Government sources said today that the idea of a windfall tax was "still on the table" as Mr Darling prepared his pre-Budget report due to be unveiled this autumn.
But the Chancellor and the Prime Minister are wary of doing anything that would add to consumers' costs and are concerned that energy firms would simply increase their bills to pay for a new tax.
One alternative is to get the firms to fund schemes to help the poorest and elderly with their bills. Another is to get the companies to pay £500million more for carbon credits under the EU's emissions trading scheme.
A Treasury source told the Evening Standard: "There is a very extensive search to find out which would be the most helpful measures and the most effective way to help consumers with their costs. A windfall tax is still on the table. Nothing has been eliminated or embraced yet."
Other government sources said every option was still open although six ministerial aides - Rob Marris, Derek Wyatt, Mark Lazarowicz, Stephen Pound, John Robertson and Mary Creagh - are publicly supporting calls for a windfall tax. Another six are privately backing the move.
Today, Downing Street made clear that it would not be dictated to by junior members of the Government. "They are not ministers. What matters is the view that is taken by Treasury ministers."
However, pressure mounted on Mr Brown and Mr Darling as town hall chiefs from all three main parties today urged an annual charge to be levied on energy firms to fund a national home insulation programme.

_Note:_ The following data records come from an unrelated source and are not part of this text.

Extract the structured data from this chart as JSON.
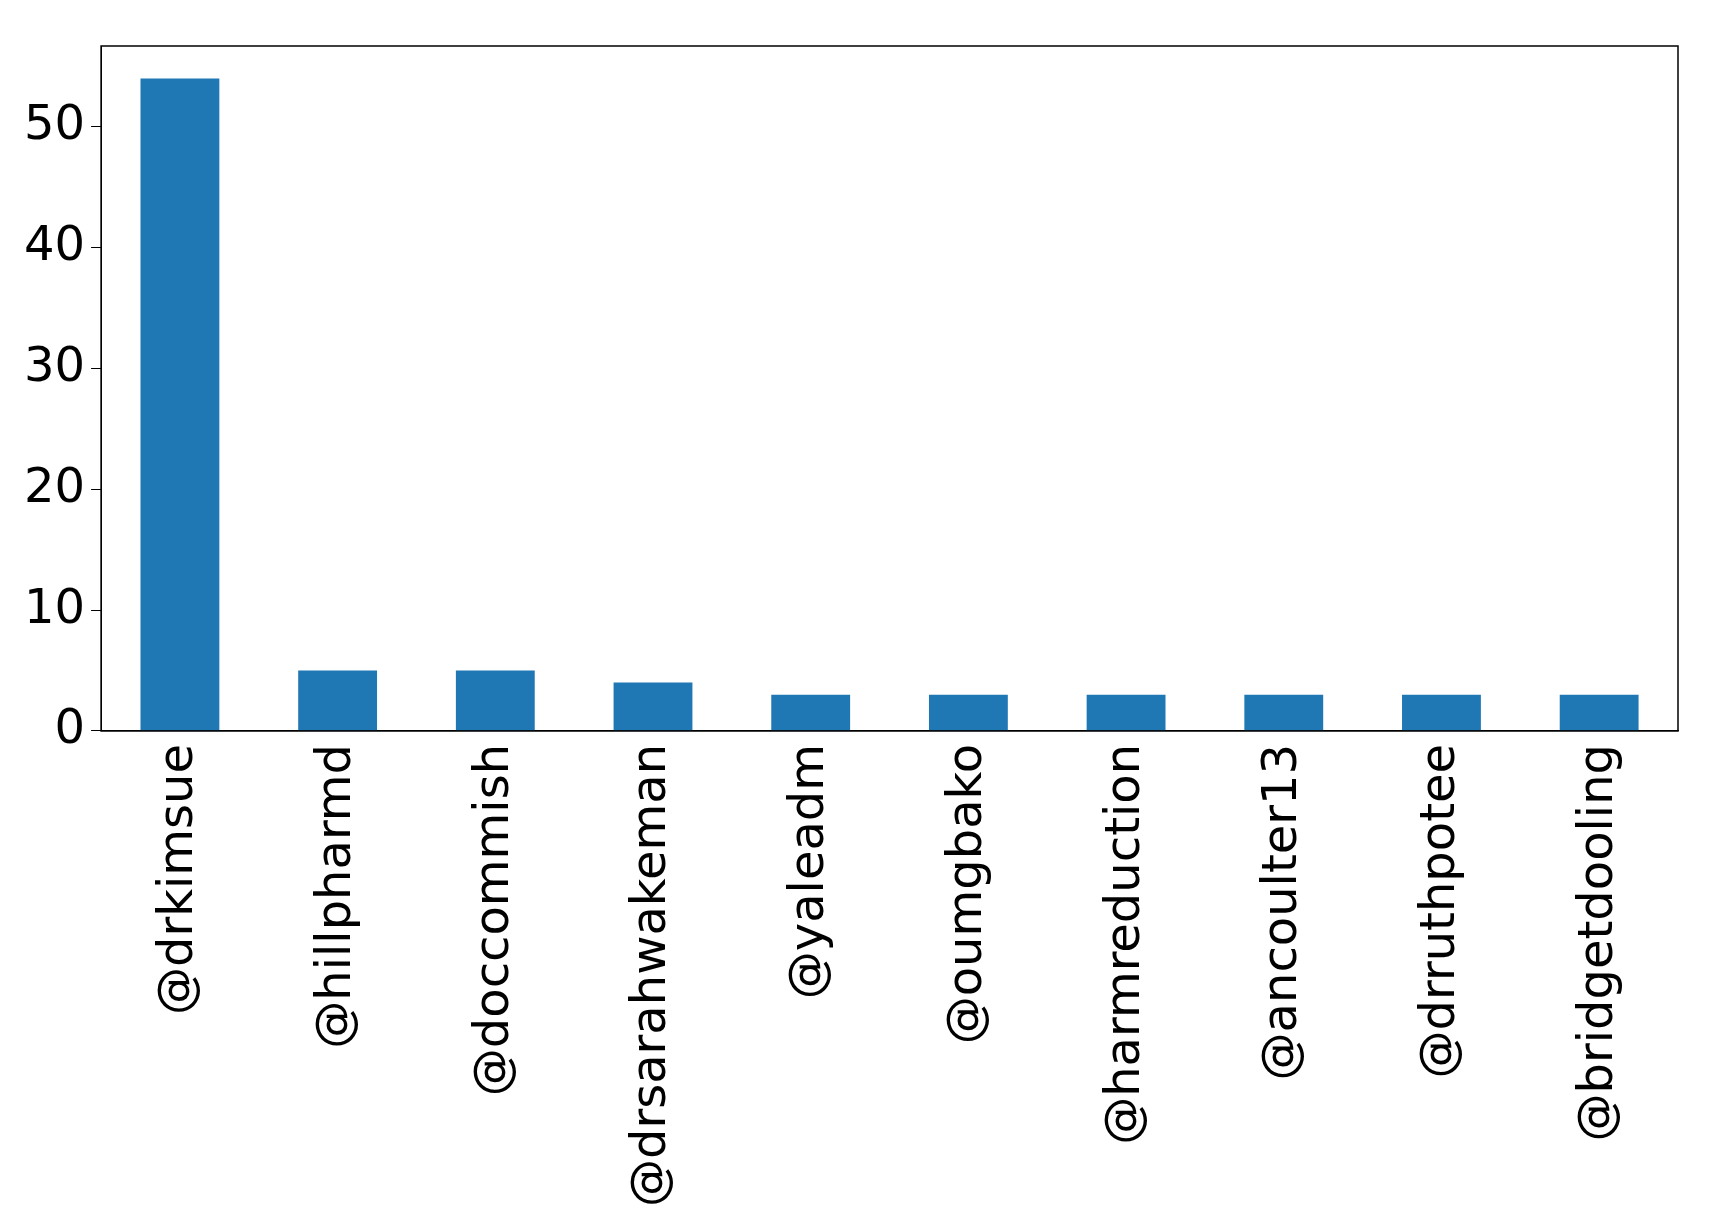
{
  "chart_data": {
    "type": "bar",
    "categories": [
      "@drkimsue",
      "@hillpharmd",
      "@doccommish",
      "@drsarahwakeman",
      "@yaleadm",
      "@oumgbako",
      "@harmreduction",
      "@ancoulter13",
      "@drruthpotee",
      "@bridgetdooling"
    ],
    "values": [
      54,
      5,
      5,
      4,
      3,
      3,
      3,
      3,
      3,
      3
    ],
    "color": "#1f77b4",
    "ylim": [
      0,
      56.7
    ],
    "yticks": [
      0,
      10,
      20,
      30,
      40,
      50
    ],
    "grid": false,
    "legend": false
  }
}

The leaders of the Conservative, Labour, Liberal Democrat and Independent groups at the Local Government Association argued the move would lift 500,000 people out of fuel poverty, cut £200 off 10million households' energy bills and reduce domestic carbon emissions by 20 per cent.
Paul Bettison, chairman of the LGA Environment Board, said: "One-off payments to deal with rising energy bills will be of help to many households but will do little to tackle the root causes of fuel poverty. A national home insulation programme would be the best long-term solution."
Earlier today Mr Brown saw his hopes for a "Beijing bounce" destroyed as a new poll showed that most Britons blamed the Government for the economic downturn.
The Prime Minister, who arrived back from the Olympics last night, was hit by an FT/Harris poll that showed more than three quarters of voters felt ministers bore at least some of the responsibility for the country's economic woes.
A further 63 per cent felt handling of the slowdown had been "bad" or "terrible". Worse still, more than a quarter of people who had always voted for Labour said they were less likely to do so in the future.
The poll followed a stark warning from the Bank of England that the economic bad news would "drag on for some considerable further time yet".
Mr Brown, working at home in Scotland today, is preparing his "autumn fightback" campaign.
The threat of a Cabinet reshuff le is being kept in reserve but some Brown allies have urged Mr Brown to make Foreign Secretary David Miliband his Chancellor.
There was embarrassment for Gordon Brown today as Mikheil Saakashvili revealed the Prime Minister had phoned him only once since the conflict with Russia began.
The Georgian president had spoken to the US President nine times and the French president 20 times.
But he had praise for David Cameron, who visited Tbilisi last weekend, and foreign secretary David Miliband. "David Cameron has been very good. He really understands things," he said.